T.T.K.’nun 14.maddesine göre “bir ticari işletmeyi kısmen dahi olsa kendi adına işleten kimseye tacir denir.” Aynı Yasa’nın 17.maddesi hükmünce de; “iktisadi faaliyeti nakdi sermayesinden ziyade bedeni çalışmasına dayanan ve kazancı ancak geçimini sağlamaya yetecek derecede az olan sanat ve ticaret sahipleri tacir değildir.” düzenlemesi yer almaktadır. 5362 sayılı Esnaf ve Sanatkarlar Meslek Kuruluşları Kanun’unun 3’üncü maddesinde, Esnaf ve sanatkâr, ister gezici ister sabit bir mekânda bulunsun, Esnaf ve Sanatkâr ile Tacir ve Sanayiciyi Belirleme Koordinasyon Kurulunca belirlenen esnaf ve sanatkâr meslek kollarına dahil olup, ekonomik faaliyetini sermayesi ile birlikte bedenî çalışmasına dayandıran ve kazancı tacir veya sanayici niteliğini kazandırmayacak miktarda olan, basit usulde vergilendirilenler ve işletme hesabı esasına göre deftere tabi olanlar ile vergiden muaf bulunan meslek ve sanat sahibi kimseler olarak ifade edilmiştir. Ayrıca TTK’nun 1463.maddesinde de, önce 17.maddeye gönderme yapılarak, Bakanlar Kurulunun bu konuda kararname çıkarması halinde onlarda gösterilen miktardan aşağı gayrisafi geliri bulunan sanat ve ticaret erbabından başka hiç kimse kanunun 17.maddesinde tarif edilen esnaftan sayılamaz denmek suretiyle tacir veya esnafın hangi kriterlere göre saptanacağı açık bir biçimde gösterilmiştir.

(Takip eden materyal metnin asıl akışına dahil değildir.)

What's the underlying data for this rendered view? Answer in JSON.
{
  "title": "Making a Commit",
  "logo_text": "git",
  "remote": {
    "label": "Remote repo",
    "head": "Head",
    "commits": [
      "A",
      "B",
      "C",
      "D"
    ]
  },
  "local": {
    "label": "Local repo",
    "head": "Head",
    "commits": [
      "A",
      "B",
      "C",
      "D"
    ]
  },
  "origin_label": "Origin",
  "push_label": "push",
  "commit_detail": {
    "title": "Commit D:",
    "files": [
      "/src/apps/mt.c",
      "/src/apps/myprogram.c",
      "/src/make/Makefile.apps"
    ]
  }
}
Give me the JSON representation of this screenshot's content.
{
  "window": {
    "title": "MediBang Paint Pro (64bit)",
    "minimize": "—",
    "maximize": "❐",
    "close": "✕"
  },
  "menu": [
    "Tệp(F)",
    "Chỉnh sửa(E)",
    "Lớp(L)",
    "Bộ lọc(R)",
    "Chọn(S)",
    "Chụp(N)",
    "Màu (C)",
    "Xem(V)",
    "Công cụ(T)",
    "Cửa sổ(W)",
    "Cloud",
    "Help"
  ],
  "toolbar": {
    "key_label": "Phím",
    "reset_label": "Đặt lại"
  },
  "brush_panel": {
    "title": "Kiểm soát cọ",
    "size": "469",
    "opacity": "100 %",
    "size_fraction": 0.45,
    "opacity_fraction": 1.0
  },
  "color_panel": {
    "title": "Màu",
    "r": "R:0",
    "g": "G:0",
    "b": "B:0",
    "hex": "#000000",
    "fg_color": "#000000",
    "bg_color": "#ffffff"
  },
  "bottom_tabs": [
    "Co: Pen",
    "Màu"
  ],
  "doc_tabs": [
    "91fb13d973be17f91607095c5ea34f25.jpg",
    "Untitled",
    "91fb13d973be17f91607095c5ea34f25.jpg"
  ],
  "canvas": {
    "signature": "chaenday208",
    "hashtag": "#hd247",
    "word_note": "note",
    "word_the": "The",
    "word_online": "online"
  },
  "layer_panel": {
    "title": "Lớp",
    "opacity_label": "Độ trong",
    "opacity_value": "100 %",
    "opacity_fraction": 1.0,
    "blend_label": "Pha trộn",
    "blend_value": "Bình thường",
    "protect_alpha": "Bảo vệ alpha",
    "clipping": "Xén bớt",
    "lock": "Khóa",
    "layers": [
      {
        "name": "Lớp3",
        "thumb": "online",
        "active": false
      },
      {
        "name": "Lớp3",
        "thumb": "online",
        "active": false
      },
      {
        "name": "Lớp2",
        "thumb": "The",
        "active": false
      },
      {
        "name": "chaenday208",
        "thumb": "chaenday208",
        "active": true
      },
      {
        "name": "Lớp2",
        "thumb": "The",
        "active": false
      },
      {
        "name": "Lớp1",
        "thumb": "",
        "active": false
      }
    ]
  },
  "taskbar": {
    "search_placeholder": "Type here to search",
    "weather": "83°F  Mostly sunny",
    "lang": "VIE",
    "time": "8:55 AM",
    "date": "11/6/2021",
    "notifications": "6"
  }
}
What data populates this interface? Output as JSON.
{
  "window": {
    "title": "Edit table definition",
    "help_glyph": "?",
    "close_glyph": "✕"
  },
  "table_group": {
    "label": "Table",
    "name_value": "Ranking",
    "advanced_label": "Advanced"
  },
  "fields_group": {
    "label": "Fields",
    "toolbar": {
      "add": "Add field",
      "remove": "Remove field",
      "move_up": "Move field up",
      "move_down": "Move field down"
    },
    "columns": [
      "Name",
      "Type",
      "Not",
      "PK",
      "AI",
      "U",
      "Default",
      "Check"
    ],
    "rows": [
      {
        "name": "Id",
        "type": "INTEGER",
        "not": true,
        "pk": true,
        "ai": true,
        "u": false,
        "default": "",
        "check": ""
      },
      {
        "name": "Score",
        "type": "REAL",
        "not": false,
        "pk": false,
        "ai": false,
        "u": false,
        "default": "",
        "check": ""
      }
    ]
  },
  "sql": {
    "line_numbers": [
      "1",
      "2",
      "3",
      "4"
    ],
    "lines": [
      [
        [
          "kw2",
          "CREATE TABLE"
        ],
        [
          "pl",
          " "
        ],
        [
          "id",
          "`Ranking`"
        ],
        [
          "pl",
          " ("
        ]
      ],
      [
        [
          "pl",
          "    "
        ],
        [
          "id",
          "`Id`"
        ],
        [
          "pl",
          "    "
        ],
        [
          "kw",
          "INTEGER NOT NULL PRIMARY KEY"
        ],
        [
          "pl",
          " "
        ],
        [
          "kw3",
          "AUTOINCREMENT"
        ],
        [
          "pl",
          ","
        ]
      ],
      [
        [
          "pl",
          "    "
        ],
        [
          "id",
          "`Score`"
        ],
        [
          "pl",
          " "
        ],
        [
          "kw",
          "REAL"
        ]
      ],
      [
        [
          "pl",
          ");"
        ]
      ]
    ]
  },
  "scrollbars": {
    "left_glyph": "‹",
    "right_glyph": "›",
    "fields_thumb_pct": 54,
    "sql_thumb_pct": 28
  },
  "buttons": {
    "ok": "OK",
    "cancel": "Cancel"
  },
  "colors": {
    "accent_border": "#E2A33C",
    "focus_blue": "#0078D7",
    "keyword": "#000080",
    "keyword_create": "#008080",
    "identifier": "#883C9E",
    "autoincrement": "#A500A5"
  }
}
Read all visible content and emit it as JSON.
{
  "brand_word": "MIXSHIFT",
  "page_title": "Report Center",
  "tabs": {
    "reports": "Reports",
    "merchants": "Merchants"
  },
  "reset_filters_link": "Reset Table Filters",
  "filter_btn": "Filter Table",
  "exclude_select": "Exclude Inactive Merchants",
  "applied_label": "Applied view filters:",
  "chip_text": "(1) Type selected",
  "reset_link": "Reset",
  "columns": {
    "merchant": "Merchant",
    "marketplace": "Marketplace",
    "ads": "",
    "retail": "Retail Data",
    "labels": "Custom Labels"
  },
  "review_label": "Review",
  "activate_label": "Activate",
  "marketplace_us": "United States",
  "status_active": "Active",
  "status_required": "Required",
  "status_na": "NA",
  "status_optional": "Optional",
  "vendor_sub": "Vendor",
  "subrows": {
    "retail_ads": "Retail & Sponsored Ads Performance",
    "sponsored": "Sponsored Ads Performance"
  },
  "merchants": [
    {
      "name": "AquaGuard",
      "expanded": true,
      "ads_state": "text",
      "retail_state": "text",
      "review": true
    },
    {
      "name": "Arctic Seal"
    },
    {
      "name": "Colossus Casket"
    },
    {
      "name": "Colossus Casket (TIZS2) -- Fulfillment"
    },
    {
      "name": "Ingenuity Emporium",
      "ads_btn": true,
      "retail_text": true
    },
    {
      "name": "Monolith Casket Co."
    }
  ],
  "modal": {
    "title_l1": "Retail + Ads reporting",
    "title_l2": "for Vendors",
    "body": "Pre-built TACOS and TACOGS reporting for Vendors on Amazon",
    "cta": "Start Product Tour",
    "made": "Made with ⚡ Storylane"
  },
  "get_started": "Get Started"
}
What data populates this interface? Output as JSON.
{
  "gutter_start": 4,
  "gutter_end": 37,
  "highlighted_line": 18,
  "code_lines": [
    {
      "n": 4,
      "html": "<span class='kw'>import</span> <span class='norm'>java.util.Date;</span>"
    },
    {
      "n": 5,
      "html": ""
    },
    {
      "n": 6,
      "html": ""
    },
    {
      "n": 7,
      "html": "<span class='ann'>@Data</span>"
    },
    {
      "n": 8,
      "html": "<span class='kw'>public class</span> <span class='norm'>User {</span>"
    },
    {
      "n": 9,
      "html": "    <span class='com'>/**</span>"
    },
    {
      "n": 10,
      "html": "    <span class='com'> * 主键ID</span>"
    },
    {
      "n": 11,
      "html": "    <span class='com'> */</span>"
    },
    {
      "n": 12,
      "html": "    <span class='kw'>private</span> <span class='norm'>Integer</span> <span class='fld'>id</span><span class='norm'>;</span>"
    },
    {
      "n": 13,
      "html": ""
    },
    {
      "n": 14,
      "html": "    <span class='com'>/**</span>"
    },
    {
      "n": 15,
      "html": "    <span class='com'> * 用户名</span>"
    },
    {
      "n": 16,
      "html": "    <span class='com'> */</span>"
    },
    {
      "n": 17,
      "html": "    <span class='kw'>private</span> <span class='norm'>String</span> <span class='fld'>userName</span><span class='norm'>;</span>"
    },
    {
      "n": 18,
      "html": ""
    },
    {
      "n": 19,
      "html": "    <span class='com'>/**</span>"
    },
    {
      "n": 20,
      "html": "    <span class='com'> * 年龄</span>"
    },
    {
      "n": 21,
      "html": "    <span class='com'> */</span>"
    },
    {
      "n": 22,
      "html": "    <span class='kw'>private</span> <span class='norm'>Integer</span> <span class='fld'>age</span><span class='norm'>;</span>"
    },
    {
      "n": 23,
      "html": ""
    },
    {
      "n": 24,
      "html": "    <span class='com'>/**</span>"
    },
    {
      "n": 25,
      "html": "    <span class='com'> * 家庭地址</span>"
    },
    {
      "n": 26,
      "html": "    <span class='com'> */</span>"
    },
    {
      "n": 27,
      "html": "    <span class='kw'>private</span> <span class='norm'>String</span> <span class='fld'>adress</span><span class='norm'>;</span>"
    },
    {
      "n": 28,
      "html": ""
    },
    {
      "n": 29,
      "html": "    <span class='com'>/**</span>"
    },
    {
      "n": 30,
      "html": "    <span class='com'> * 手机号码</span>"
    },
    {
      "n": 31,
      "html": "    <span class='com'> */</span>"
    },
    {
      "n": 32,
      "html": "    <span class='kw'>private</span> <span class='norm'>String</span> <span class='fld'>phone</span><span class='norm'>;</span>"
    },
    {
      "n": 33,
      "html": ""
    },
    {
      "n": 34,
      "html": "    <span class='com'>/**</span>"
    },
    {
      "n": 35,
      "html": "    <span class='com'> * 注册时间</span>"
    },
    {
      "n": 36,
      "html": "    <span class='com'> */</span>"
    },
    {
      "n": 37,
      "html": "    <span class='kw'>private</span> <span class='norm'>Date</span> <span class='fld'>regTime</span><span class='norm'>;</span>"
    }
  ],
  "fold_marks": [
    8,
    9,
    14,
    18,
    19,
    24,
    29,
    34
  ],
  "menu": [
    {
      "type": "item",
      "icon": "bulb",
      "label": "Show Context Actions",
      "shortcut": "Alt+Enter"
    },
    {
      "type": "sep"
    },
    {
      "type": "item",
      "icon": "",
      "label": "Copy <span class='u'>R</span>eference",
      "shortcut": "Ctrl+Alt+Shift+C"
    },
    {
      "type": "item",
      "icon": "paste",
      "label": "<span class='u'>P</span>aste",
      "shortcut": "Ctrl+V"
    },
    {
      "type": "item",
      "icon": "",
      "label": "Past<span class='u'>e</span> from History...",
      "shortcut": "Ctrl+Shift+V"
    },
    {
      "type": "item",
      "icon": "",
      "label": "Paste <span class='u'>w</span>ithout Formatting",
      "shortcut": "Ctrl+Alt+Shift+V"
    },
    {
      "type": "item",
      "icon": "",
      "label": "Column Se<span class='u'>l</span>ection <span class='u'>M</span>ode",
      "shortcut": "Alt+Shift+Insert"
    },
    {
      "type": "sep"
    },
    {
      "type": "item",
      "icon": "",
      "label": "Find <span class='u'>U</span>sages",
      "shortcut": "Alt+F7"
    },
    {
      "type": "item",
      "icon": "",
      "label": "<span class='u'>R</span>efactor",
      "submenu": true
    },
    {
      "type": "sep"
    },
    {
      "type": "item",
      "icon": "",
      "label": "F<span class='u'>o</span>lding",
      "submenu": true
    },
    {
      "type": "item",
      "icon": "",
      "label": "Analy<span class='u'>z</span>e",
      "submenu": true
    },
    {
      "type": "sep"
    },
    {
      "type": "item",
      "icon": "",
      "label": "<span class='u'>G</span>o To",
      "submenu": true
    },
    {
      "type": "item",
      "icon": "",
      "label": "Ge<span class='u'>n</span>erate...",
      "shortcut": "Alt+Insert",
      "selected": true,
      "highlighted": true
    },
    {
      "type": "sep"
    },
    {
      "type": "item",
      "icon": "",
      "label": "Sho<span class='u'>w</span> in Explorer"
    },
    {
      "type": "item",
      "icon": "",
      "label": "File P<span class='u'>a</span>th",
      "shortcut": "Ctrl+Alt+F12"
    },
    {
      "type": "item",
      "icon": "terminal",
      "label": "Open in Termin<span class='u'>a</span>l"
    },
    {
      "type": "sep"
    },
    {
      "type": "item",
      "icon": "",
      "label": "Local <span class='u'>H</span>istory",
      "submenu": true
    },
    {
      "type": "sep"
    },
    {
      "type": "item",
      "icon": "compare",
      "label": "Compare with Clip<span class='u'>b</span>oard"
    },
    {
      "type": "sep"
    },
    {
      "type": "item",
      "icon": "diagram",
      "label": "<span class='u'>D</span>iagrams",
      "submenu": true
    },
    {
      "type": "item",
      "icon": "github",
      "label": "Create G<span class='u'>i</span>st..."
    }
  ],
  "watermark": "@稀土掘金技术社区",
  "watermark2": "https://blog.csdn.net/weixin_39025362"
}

Gerçekten, 19.02.1986 tarih 19024 sayılı Resmi Gazete’de yayımlanan 25.01.1986 tarihli Bakanlar Kurulu Kararı ile T.T.K.’nun 1463.maddesine göre esnaf ve küçük sanatkar ile tacir ve sanayicinin ayrımına dair esaslar tespit edilmiştir. Buna göre;
1- Koordinasyon kurulunca tespit ve yayınlanacak esnaf ve küçük sanatkar kollarına dahil olup da gelir vergisinden muaf olanlar ile kazançları götürü usulde vergilendirilenler ve işletme hesabına göre, defter tutanlardan iktisadi faaliyetleri nakdi sermayesinden ziyade, bedeni çalışmalarına dayanan ve kazançları ancak geçimlerini sağlamaya yetecek derecede az olan ve Vergi Usul Kanunu’nun 177.maddesinin 1.fıkrasının 1 ve 3 nolu bentlerinde yer alan limitlerin yarısını, iki numaralı bendinde yazılı nakdi limitin tamamını aşmayanların esnaf ve küçük sanatkar,
2- Vergi Usul Kanunu’na istinaden birinci sınıf tacir sayılan ve bilanço esasına göre defter tutanlar ile işletme hesabına göre defter tutan ve birinci madde de belirtilenlerin dışında kalanların tacir ve sanayici sayılmaları kararlaştırılmıştır.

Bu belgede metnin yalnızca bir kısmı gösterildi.